5. The photovoltaic system of claim 1, wherein the bottom of the diagonal support truss is secured to the pitched roof by a support hook assembly comprising a securing member secured to the pitched roof and a hook connecting the securing member and the bottom of the diagonal support truss.

6. The photovoltaic system mounted on a double-slope sloping roof according to claim 5, wherein the fixing member comprises a first sloping section extending obliquely along the sloping roof and a first upper bending section formed by bending upwards from one sloping side of the first sloping section, the first sloping section is fixed on the sloping roof, and the first upper bending section is connected with the hook.

7. The photovoltaic system mounted on a double-slope sloping roof according to claim 6, wherein the hook comprises an upper hook and a lower hook, the lower hook comprises a second sloping section extending along the sloping roof in a sloping manner, a second upper bending section formed by bending upwards from the sloping upper side of the second sloping section, and a first lower bending section formed by bending downwards from the sloping lower side of the second sloping section, and the first lower bending section is connected with the first upper bending section by adopting a fixing bolt; the upper hook comprises a third inclined section extending obliquely along the inclined roof, a fixing lug formed by bending upwards from the side surface of the inclined lower side of the third inclined section, and a second lower bending section formed by bending downwards from the inclined upper side of the third inclined section, wherein the second lower bending section is connected with the second upper bending section through a fixing bolt, and the fixing lug is connected with the bottom of the inclined support truss through a fixing bolt.

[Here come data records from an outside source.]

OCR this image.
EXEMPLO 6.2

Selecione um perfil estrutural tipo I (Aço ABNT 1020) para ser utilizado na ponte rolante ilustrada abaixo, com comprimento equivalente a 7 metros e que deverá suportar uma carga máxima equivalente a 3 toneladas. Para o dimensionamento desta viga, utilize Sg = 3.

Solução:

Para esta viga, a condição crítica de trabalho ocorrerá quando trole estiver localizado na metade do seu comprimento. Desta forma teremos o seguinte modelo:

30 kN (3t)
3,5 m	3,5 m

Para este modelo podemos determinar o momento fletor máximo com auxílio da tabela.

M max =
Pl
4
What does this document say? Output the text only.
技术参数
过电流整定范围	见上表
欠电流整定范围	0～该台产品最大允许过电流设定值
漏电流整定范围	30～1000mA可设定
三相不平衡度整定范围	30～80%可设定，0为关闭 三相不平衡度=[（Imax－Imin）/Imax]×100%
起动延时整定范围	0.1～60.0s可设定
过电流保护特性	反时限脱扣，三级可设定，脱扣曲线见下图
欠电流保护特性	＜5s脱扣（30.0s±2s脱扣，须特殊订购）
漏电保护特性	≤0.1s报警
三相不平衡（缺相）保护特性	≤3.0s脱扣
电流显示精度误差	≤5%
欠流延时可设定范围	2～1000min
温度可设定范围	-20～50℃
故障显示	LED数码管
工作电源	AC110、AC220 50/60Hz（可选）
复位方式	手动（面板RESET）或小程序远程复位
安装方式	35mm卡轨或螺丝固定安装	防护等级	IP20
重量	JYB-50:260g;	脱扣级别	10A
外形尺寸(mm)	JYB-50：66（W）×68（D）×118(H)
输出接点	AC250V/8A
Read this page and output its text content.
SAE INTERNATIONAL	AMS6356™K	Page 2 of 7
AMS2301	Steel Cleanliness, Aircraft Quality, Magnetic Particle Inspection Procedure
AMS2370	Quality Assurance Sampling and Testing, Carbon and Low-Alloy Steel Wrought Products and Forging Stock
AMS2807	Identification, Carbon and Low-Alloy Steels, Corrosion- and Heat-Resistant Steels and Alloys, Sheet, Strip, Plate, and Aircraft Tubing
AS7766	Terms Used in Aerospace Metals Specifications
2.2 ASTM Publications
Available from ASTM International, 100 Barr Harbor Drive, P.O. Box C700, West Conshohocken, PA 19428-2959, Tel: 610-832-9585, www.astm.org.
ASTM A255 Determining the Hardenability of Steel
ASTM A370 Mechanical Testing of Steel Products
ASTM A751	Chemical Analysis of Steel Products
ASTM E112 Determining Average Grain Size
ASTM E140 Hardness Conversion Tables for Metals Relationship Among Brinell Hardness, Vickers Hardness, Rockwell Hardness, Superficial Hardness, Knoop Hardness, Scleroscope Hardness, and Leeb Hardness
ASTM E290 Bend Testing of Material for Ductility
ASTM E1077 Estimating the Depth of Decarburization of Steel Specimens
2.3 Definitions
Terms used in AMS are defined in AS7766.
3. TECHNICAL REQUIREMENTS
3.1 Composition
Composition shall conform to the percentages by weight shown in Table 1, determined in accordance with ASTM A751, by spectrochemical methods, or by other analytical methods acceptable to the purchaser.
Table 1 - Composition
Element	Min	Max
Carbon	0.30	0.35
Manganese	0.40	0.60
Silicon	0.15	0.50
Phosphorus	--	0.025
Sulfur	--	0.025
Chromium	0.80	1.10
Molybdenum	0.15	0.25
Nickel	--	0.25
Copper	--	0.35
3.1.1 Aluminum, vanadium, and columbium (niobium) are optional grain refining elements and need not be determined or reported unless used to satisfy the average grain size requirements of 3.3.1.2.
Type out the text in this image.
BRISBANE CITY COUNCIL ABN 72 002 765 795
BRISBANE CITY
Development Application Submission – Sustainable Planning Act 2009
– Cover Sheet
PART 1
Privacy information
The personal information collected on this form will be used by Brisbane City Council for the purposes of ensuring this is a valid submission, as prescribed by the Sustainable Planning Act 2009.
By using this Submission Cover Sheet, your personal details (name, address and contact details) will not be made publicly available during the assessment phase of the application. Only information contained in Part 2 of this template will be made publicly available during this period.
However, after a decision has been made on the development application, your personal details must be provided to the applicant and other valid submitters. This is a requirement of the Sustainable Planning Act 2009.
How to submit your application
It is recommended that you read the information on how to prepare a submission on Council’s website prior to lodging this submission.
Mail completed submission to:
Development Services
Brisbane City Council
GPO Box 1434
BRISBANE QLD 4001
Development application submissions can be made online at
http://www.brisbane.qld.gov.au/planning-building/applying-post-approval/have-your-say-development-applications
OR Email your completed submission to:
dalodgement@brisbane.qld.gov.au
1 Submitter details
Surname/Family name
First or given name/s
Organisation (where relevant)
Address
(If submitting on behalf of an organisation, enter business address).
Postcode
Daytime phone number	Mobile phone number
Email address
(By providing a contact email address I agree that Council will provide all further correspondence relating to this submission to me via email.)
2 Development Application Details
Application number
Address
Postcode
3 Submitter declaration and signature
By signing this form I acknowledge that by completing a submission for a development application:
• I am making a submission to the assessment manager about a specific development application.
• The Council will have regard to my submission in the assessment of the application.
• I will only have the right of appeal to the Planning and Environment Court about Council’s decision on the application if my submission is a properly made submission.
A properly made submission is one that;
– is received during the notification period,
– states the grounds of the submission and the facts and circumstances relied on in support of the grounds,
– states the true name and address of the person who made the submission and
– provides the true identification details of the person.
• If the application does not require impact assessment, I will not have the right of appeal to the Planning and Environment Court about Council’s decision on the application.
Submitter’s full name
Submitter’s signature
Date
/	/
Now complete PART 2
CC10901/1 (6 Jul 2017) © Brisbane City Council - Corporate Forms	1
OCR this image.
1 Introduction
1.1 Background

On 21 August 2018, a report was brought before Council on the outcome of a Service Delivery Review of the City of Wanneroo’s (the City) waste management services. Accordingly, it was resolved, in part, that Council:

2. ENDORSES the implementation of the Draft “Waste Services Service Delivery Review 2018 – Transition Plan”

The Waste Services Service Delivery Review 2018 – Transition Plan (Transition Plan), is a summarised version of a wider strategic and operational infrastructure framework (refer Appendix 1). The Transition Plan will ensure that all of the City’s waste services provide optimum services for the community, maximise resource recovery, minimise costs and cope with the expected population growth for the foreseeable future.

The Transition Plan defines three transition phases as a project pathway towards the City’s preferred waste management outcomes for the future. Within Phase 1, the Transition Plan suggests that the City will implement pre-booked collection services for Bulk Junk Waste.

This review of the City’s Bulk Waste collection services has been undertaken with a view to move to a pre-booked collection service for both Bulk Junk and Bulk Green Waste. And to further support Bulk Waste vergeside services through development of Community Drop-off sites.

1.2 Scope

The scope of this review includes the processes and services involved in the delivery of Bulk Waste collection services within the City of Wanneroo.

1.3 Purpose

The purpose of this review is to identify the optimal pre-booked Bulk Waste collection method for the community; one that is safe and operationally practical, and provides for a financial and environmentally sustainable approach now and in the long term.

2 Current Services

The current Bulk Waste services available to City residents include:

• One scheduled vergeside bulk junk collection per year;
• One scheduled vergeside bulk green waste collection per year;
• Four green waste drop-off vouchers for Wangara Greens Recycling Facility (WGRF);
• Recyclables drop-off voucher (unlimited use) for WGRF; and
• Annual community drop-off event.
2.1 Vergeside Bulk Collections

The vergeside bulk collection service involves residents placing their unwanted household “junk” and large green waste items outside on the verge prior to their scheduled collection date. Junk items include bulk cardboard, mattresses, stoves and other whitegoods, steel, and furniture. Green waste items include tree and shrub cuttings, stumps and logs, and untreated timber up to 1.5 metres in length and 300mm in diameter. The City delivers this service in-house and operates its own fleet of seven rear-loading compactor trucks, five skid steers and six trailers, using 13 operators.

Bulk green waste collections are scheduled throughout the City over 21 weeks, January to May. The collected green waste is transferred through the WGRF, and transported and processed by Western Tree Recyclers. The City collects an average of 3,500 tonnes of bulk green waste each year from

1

8. The photovoltaic system installed on a double-slope inclined roof according to claim 2, wherein the upper inclined beam and the lower inclined beam are provided with overhanging sections with end parts connected in a crossed manner outside the wall surface, and overhanging inclined supports are arranged between the cross connection parts of the overhanging sections and the wall surface.

9. The photovoltaic system mounted on a double-slope sloping roof according to claim 8, wherein the overhanging diagonal members comprise a lower diagonal member support fixed on the wall surface and a first diagonal member with a lower end hinged to the lower diagonal member support and an upper end fixed at a crossing portion of the overhanging section.

10. The photovoltaic system of claim 8, wherein the overhanging diagonal members further comprise an upper diagonal member fixed to the wall surface and positioned above the lower diagonal member, and a second diagonal member having a lower end hinged to the upper diagonal member and an upper end fixed to the first diagonal member.